第23話 【個人手記】調査員ミレットの記録9

 なんとか、48年前――王歴77年の遺留品リストを手に入れた。これによると、10月7日の行方不明者がロゼーヌさんのお父様みたい。まあ、行方不明ではなくて、後から戻って来たんだけど。その遺失物の中にあるアルバムが気になる。「ギルベルト」っていう名前、どこかで聞いた気がするんだけど……。



 他に気になるのは管理人の私記。確かに、回収地点の座標が近い。つまり、ここに何かがいたってこと?



 そして、最大謎は、なぜ、衛兵が倒れていたか。9年前の資料を漁るふりをして、こっそり48年前の棚に移動しようと思ってた。手間が省けたけど、誰か別の人が動いてるのかも。その人が何者なのか。それも謎ね。



 ここまでの話を整理すると、こうかしら。



・王歴77年――つまり、ダブルセブンの災厄の年にロゼーヌさんのお父ロアーさんが「安らぎの村」を経由して、洞窟に入った。同行したのはギルベルトなる人物。そして、ロアーさんは戻ってきてから16日後に亡くなった。季節は秋。

・管理人の私記によれば、回収座標は近い。




 こんなところね。あとは、明日ギルドに行ったら、ここ1か月の行方不明者のリストをチェック。座標の確認。そして、犠牲者が出ないことを祈るだけ。……でも、犠牲者が出ないと、「安らぎの村」に行けない。この矛盾、何とかならないかしら。もう寝よう。今日は、神経を使いすぎたから。
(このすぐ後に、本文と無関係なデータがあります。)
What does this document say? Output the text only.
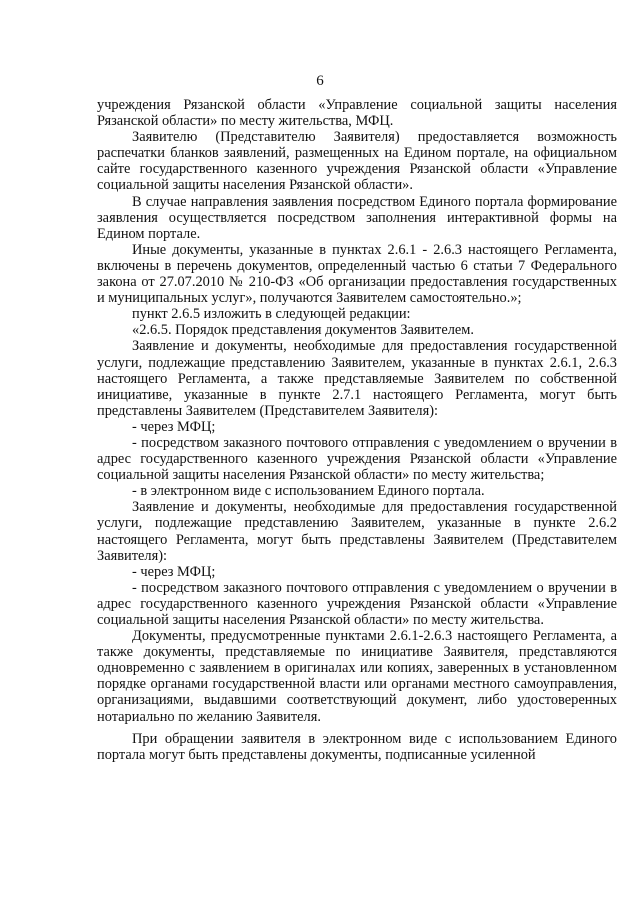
6

учреждения Рязанской области «Управление социальной защиты населения Рязанской области» по месту жительства, МФЦ.

Заявителю (Представителю Заявителя) предоставляется возможность распечатки бланков заявлений, размещенных на Едином портале, на официальном сайте государственного казенного учреждения Рязанской области «Управление социальной защиты населения Рязанской области».

В случае направления заявления посредством Единого портала формирование заявления осуществляется посредством заполнения интерактивной формы на Едином портале.

Иные документы, указанные в пунктах 2.6.1 - 2.6.3 настоящего Регламента, включены в перечень документов, определенный частью 6 статьи 7 Федерального закона от 27.07.2010 № 210-ФЗ «Об организации предоставления государственных и муниципальных услуг», получаются Заявителем самостоятельно.»;

пункт 2.6.5 изложить в следующей редакции:

«2.6.5. Порядок представления документов Заявителем.

Заявление и документы, необходимые для предоставления государственной услуги, подлежащие представлению Заявителем, указанные в пунктах 2.6.1, 2.6.3 настоящего Регламента, а также представляемые Заявителем по собственной инициативе, указанные в пункте 2.7.1 настоящего Регламента, могут быть представлены Заявителем (Представителем Заявителя):

- через МФЦ;

- посредством заказного почтового отправления с уведомлением о вручении в адрес государственного казенного учреждения Рязанской области «Управление социальной защиты населения Рязанской области» по месту жительства;

- в электронном виде с использованием Единого портала.

Заявление и документы, необходимые для предоставления государственной услуги, подлежащие представлению Заявителем, указанные в пункте 2.6.2 настоящего Регламента, могут быть представлены Заявителем (Представителем Заявителя):

- через МФЦ;

- посредством заказного почтового отправления с уведомлением о вручении в адрес государственного казенного учреждения Рязанской области «Управление социальной защиты населения Рязанской области» по месту жительства.

Документы, предусмотренные пунктами 2.6.1-2.6.3 настоящего Регламента, а также документы, представляемые по инициативе Заявителя, представляются одновременно с заявлением в оригиналах или копиях, заверенных в установленном порядке органами государственной власти или органами местного самоуправления, организациями, выдавшими соответствующий документ, либо удостоверенных нотариально по желанию Заявителя.

При обращении заявителя в электронном виде с использованием Единого портала могут быть представлены документы, подписанные усиленной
※追記:頭がボーっとする。なんか、ここ最近体調が悪い日が続く。もしかして、風邪かな……。



【研究員のメモ】

資料にある座標を現在のGPSで照合したところ、村のはずれにある古い井戸の底を示していた。昨晩、井戸から「熟成した肉」のような匂いが漂ってきたため、作業を一時中断。随行していた大学院生の1人が、急に「喉が震える」と訴え、帰宅後に失踪した。



【研究員のメモ:追記】

失踪した学生の部屋を調べたが、荷物はすべて残されていた。ただ一つ、彼が大切にしていた『家族アルバム』だけが、中身を謎の液体で溶かされた状態でゴミ箱に捨てられていた。